Receiver to Vex Controller Signals

Hi,

This may be old info, but I figured I would post some images of the signals coming out of the receiver interface to the Vex (RX1) input. Looks like the typical serial data stream output from any typical R/C system. The six channels are represented from left to right by the wider pulses dropping down to active low (digital 0), or “negative shift” from sitting normal high (digital 1). They change their width while the others just “push over”, in a format we call Pulse Position Modulation (PPM), unlike what others may have been calling it, Pulse Width Modulation (PWM), and incorrectly so…

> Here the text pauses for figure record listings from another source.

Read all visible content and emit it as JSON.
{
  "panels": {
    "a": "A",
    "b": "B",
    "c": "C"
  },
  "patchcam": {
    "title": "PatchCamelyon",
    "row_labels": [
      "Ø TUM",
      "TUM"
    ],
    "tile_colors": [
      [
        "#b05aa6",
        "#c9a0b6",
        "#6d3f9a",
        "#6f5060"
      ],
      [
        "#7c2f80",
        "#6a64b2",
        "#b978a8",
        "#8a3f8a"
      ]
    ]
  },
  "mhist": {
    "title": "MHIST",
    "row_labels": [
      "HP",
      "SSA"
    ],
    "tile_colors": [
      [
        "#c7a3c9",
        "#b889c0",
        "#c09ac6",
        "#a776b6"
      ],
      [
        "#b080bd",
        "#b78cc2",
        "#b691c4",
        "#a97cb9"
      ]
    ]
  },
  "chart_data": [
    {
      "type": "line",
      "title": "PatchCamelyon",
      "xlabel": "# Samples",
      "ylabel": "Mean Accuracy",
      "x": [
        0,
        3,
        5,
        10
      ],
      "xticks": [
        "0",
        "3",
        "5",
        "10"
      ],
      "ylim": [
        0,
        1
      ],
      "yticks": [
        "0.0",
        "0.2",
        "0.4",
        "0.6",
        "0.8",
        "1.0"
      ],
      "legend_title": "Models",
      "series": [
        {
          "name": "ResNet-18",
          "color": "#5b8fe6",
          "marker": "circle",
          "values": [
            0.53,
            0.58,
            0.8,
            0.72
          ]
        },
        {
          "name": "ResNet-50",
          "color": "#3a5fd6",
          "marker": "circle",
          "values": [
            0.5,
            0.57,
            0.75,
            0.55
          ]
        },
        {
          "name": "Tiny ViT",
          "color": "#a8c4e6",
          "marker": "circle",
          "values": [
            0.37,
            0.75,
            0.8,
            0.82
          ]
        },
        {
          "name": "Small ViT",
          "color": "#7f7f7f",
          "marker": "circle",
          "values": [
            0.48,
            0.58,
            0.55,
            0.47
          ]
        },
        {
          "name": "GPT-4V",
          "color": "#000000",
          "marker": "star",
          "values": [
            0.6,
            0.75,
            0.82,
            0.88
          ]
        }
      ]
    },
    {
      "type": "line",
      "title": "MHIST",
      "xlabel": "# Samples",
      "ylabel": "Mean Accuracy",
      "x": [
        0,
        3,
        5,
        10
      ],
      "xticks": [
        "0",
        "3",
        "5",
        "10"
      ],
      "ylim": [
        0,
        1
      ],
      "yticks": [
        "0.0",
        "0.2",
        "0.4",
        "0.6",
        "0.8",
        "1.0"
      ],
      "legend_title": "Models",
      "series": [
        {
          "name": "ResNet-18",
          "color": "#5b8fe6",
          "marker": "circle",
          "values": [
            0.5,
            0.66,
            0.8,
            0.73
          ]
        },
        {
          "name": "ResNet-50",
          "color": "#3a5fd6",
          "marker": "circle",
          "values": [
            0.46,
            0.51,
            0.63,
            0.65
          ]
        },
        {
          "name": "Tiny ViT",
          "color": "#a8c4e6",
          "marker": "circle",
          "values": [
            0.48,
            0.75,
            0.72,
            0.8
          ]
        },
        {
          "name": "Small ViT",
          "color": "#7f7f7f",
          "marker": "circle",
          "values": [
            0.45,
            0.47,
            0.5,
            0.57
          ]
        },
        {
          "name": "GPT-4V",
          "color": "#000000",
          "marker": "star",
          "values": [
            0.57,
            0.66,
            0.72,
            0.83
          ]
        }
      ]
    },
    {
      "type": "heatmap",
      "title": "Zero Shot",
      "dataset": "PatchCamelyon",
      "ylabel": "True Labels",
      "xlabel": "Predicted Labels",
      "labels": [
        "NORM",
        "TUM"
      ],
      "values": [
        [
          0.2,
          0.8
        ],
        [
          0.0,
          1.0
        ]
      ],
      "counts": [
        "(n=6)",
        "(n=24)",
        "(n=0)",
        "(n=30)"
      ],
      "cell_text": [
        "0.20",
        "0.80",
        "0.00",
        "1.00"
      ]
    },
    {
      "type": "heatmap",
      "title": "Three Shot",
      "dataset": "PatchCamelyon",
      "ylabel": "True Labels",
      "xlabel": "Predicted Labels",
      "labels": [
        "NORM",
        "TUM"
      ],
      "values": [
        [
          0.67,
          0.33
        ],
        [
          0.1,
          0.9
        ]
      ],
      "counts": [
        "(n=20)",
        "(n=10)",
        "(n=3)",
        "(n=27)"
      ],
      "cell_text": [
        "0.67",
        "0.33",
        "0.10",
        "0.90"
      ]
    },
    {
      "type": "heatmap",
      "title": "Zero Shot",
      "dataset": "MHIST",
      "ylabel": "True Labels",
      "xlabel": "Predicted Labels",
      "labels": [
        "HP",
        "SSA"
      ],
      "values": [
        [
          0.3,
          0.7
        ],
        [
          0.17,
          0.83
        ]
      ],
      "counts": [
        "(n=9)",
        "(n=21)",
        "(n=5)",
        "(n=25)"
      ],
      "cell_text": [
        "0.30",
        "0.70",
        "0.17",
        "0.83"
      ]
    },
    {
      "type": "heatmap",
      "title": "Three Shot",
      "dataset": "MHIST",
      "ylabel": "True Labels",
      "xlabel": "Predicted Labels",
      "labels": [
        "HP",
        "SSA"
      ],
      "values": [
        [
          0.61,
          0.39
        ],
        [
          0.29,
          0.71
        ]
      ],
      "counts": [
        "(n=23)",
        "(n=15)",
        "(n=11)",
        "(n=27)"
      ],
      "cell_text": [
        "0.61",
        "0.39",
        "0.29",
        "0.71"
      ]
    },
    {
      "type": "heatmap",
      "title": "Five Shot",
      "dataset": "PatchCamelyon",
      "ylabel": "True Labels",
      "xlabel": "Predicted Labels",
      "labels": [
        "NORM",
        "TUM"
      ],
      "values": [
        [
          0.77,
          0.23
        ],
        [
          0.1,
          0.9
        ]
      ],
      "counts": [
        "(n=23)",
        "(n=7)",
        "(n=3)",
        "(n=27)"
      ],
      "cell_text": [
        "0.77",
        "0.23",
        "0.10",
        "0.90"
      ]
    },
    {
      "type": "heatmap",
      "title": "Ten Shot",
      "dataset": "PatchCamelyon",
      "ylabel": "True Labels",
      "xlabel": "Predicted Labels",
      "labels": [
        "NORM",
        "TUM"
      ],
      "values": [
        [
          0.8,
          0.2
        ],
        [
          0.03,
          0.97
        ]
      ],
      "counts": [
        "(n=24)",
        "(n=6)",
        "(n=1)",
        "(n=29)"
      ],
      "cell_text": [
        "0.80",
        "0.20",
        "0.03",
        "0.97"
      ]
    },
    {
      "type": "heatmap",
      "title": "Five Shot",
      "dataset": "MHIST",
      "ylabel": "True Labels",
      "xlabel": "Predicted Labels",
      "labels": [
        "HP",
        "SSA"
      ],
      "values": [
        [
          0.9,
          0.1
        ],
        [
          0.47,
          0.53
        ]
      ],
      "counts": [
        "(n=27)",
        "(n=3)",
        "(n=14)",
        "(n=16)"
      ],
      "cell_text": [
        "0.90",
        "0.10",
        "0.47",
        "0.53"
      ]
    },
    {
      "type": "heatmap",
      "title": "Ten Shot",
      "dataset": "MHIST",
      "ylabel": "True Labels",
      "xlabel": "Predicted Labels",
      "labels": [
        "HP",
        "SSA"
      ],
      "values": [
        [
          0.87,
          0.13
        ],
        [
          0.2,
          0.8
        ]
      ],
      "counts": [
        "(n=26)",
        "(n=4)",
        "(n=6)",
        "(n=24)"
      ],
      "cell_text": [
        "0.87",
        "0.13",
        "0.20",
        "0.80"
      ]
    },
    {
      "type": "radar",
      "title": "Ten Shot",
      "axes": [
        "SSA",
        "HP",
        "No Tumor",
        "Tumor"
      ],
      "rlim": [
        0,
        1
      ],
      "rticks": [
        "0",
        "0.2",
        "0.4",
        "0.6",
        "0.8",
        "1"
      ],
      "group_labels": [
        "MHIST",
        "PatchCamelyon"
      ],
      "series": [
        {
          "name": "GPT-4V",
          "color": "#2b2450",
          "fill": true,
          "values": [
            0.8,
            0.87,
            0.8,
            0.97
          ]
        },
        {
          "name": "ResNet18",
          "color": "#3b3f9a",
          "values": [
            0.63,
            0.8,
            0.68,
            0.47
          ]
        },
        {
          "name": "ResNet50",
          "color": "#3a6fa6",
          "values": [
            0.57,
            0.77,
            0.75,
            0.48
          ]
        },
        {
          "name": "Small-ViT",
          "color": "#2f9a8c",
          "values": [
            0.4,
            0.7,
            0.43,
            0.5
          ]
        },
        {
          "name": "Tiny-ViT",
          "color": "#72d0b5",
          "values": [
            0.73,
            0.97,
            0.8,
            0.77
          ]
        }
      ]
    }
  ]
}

The signals were taken off of the white lead, using the red lead as the “reference ground”, with an isolated (floating) scope ground, all while the system was connected and active.

Hope this helps someone out there!

Regards,

Edd





Thanks for that. It has been discussed elsewhere but this is the first I have seen of the data stream on a scope, not having one myself at the moment.

Enjoy,

Ray Moore

Get Moose and Squirrel!

Ray,

A scope is the way to go as you can’t do much with pulses without one. You don’t need to spend much, check out the USB style from Vellemann and Parallax. I have and use both, in addition to high-end scopes in my work lab.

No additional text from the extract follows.